«Cuando sea grande, ¡voy a ser igual a ti!»
Decías con entusiasmo y una cuota de inocencia que lo hacía reír, sin sospechar que detrás de su risa, escondía más de un pesar.
Si bien maldices tu ingenuidad, no puedes cambiar el pasado, ni mucho menos este presente, mientras ves al cajón con su cuerpo, descender por el oscuro, frío y húmedo suelo en donde descansarán sus restos.
Puede que hayas llorado hasta desmayarte sobre su cuerpo inerte, pero aún sientes mucho más por lamentar.

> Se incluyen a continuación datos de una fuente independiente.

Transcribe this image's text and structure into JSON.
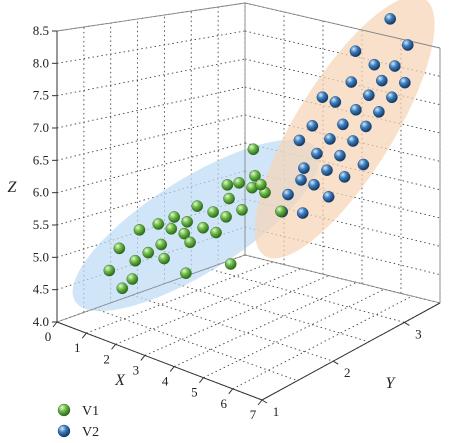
{
  "chart_data": {
    "type": "scatter3d",
    "title": "",
    "xlabel": "X",
    "ylabel": "Y",
    "zlabel": "Z",
    "xlim": [
      0,
      7
    ],
    "ylim": [
      1,
      3.5
    ],
    "zlim": [
      4.0,
      8.5
    ],
    "x_ticks": [
      "0",
      "1",
      "2",
      "3",
      "4",
      "5",
      "6",
      "7"
    ],
    "y_ticks": [
      "1",
      "2",
      "3"
    ],
    "z_ticks": [
      "4.0",
      "4.5",
      "5.0",
      "5.5",
      "6.0",
      "6.5",
      "7.0",
      "7.5",
      "8.0",
      "8.5"
    ],
    "grid": true,
    "legend_position": "bottom-left",
    "colors": {
      "V1": "#5fae3e",
      "V2": "#2f6fae",
      "V1_ellipse": "#bcdcf5",
      "V2_ellipse": "#f6d3b5"
    },
    "series": [
      {
        "name": "V1",
        "points": [
          [
            1.3,
            1.2,
            4.9
          ],
          [
            1.4,
            1.3,
            5.2
          ],
          [
            1.5,
            1.3,
            4.6
          ],
          [
            1.6,
            1.4,
            4.7
          ],
          [
            1.7,
            1.4,
            5.0
          ],
          [
            1.6,
            1.5,
            5.4
          ],
          [
            1.9,
            1.5,
            5.1
          ],
          [
            2.0,
            1.6,
            5.5
          ],
          [
            2.1,
            1.6,
            5.2
          ],
          [
            2.2,
            1.7,
            5.4
          ],
          [
            2.3,
            1.7,
            5.6
          ],
          [
            2.4,
            1.8,
            5.3
          ],
          [
            2.5,
            1.8,
            5.5
          ],
          [
            2.6,
            1.9,
            5.7
          ],
          [
            2.6,
            1.8,
            5.2
          ],
          [
            2.8,
            1.9,
            5.4
          ],
          [
            2.9,
            2.0,
            5.6
          ],
          [
            3.0,
            2.0,
            5.3
          ],
          [
            3.1,
            2.1,
            5.5
          ],
          [
            3.2,
            2.1,
            5.8
          ],
          [
            3.3,
            2.2,
            6.0
          ],
          [
            3.4,
            2.2,
            5.6
          ],
          [
            3.5,
            2.3,
            5.9
          ],
          [
            3.6,
            2.3,
            6.1
          ],
          [
            3.7,
            2.4,
            5.8
          ],
          [
            2.7,
            1.7,
            4.8
          ],
          [
            3.5,
            2.0,
            4.9
          ],
          [
            2.2,
            1.6,
            5.0
          ],
          [
            3.3,
            2.4,
            6.4
          ],
          [
            4.0,
            2.5,
            5.5
          ],
          [
            3.8,
            2.3,
            6.0
          ],
          [
            2.9,
            2.2,
            5.9
          ]
        ]
      },
      {
        "name": "V2",
        "points": [
          [
            3.8,
            2.6,
            5.4
          ],
          [
            4.0,
            2.6,
            5.7
          ],
          [
            4.2,
            2.7,
            5.9
          ],
          [
            4.3,
            2.7,
            6.1
          ],
          [
            4.4,
            2.8,
            5.8
          ],
          [
            4.5,
            2.8,
            6.3
          ],
          [
            4.6,
            2.9,
            6.0
          ],
          [
            4.7,
            2.9,
            6.5
          ],
          [
            4.8,
            3.0,
            6.2
          ],
          [
            4.9,
            3.0,
            6.7
          ],
          [
            5.0,
            3.1,
            6.4
          ],
          [
            5.1,
            3.1,
            6.9
          ],
          [
            5.2,
            3.2,
            6.6
          ],
          [
            5.3,
            3.2,
            7.1
          ],
          [
            5.4,
            3.3,
            6.8
          ],
          [
            5.5,
            3.3,
            7.3
          ],
          [
            5.6,
            3.4,
            7.0
          ],
          [
            5.7,
            3.4,
            7.5
          ],
          [
            5.8,
            3.5,
            7.2
          ],
          [
            5.9,
            3.5,
            7.8
          ],
          [
            4.1,
            2.9,
            6.6
          ],
          [
            4.4,
            3.1,
            6.9
          ],
          [
            4.7,
            3.2,
            7.2
          ],
          [
            5.0,
            3.4,
            7.4
          ],
          [
            5.3,
            3.5,
            8.1
          ],
          [
            4.5,
            2.6,
            5.5
          ],
          [
            4.9,
            2.8,
            5.7
          ],
          [
            4.2,
            3.0,
            7.0
          ],
          [
            4.6,
            3.3,
            7.6
          ],
          [
            5.2,
            2.9,
            6.0
          ],
          [
            3.9,
            2.8,
            6.4
          ],
          [
            5.6,
            3.0,
            6.2
          ]
        ]
      }
    ]
  }
}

No solo por confiar, sino también, por haber deseado con tanta desesperación llegar hasta donde estás.
Incluso, la máscara que llevas puesta, pesa más que el dolor que se instaló en tu corazón.
Si hubieras sabido que así se vivía la adultez, mientras aprietas con fuerzas los dientes de impotencia, jamás hubieras esperado hasta cumplir la mayoría de edad.
Es más, te remuerde, hasta las entrañas, el recuerdo de tu décimo octavo cumpleaños.
Allí, sin sospecharlo, él no festejó, sino que sufrió sin poder contener las lágrimas que caían por su mentón, al entregarte el símbolo de pertenencia que tantas ganas tienes de enterrarla junto a su cuerpo.
Tú lo que querías era experimentar la parte de gloria, satisfacción y realización. Jamás hubieras imaginado que, solo los que perdían el alma y el corazón, eran capaces de festejar pese a la desmesurada pérdida de camaradas.
Y, mientras es tu turno de dar un paso hacia el frente, aprietas con fuerza su máscara contra las yemas de los dedos.
Te resistes a despedirlo. Sin embargo, antes de arrojarla en el pozo, prometes vengarte. Incluso si fue tu espada, el arma homicida.